There is a typo in the IO operators section: <lenght>
Also, it might be useful to include commands: https://github.com/hundredrabbits/Orca#commands
On an unrelated note, I went ahead with some experimentation using Python (as I was previously considering) to send and receive UDP for use with ORCA, but as my first experiment in attempting to issue commands from Python failed, I figured it might be easier to try and receive UDP from ORCA instead, hoping that might give some indication of the issue (wrongly formatted strings was my first thought). However, that doesn’t seem to be working either (just keeps waiting for a message, while the UDP operator bangs):
The script pictured:
testRx.py
import socket
import sys
# Create a UDP socket
sock = socket.socket(socket.AF_INET, socket.SOCK_DGRAM)

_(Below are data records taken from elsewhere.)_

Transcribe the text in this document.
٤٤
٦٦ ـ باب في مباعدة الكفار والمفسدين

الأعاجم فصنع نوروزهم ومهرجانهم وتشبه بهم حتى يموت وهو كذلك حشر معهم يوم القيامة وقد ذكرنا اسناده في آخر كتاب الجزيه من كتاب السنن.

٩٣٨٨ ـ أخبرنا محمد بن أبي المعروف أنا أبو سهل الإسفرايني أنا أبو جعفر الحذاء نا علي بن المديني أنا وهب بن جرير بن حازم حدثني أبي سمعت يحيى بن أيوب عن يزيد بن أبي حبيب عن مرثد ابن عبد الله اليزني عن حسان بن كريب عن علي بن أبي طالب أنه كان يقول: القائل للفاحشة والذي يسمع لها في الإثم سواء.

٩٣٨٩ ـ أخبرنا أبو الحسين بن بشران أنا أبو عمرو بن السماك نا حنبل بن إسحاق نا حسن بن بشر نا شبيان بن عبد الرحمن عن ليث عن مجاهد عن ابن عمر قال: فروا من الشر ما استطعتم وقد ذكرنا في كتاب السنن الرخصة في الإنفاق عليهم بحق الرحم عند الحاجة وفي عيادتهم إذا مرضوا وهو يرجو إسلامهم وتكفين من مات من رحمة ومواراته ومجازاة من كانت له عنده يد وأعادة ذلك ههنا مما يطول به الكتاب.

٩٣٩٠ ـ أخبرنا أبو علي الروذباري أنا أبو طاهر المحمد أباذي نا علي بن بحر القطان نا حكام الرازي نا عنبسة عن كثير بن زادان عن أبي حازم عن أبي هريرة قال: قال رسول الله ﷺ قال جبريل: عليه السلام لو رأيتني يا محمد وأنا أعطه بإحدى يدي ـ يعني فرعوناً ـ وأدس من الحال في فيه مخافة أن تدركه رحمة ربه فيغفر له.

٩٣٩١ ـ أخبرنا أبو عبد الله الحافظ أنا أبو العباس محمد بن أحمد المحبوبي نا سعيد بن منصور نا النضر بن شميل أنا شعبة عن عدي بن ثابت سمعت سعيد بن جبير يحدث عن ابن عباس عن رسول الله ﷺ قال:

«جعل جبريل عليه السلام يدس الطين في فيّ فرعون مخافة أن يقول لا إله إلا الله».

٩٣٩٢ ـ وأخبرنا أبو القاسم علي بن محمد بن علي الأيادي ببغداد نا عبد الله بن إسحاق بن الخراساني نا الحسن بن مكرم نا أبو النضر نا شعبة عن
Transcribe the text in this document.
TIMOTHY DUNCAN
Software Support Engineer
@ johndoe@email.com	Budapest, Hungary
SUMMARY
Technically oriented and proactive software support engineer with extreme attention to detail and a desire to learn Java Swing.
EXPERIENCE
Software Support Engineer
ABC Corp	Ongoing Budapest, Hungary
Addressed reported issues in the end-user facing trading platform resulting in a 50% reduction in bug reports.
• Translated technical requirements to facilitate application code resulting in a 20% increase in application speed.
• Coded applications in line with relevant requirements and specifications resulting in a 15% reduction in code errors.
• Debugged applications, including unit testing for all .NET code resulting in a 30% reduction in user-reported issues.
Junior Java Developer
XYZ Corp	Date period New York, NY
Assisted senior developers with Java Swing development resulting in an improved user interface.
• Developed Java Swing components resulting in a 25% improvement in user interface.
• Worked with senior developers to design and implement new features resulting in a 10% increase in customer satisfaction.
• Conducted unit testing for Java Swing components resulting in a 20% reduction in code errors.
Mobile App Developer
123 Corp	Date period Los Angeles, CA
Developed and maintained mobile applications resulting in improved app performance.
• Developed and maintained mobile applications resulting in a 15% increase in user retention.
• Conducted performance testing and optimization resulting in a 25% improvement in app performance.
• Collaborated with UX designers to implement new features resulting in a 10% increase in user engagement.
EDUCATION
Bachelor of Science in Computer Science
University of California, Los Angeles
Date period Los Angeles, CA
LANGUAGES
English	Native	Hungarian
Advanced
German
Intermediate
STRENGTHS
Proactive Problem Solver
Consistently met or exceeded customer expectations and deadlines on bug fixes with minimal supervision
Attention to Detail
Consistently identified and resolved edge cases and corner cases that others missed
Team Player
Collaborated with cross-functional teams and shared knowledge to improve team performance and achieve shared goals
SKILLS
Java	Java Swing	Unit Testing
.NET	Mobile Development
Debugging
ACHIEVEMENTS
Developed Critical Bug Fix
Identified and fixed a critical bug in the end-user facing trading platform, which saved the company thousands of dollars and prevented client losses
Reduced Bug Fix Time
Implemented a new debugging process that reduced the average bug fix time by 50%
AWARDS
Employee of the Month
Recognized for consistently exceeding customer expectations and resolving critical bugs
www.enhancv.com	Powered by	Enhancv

# Bind the socket to the port
server_address = ('localhost', 49161)
print('starting up on {} port {}'.format(*server_address))
sock.bind(server_address)
while True:
print('\nwaiting to receive message')
data, address = sock.recvfrom(4096)
print('received {} bytes from {}'.format(
len(data), address))
print(data)
if data:
sent = sock.sendto(data, address)
print('sent {} bytes back to {}'.format(
sent, address))
was able to receive from this script:
testTx.py
import socket
import sys
# Create a UDP socket
sock = socket.socket(socket.AF_INET, socket.SOCK_DGRAM)
server_address = ('localhost', 49161)
message = b"stop"
try:
# Send data
print('sending {!r}'.format(message))
sent = sock.sendto(message, server_address)
# Receive response
print('waiting to receive')
data, server = sock.recvfrom(4096)
print('received {!r}'.format(data))
finally:
print('closing socket')
sock.close()
Originally I tried different ways of formatting stop, and of course sent it over port 49160 to ORCA, but since I’m seemingly not able to receive anything from ORCA on port 49161, I suspect formatting probably isn’t at the root of the issue.
I was just wondering if there’s anything obvious that I’m missing, here. I think that if I manage to get this part figured, the rest should be fairly trivial.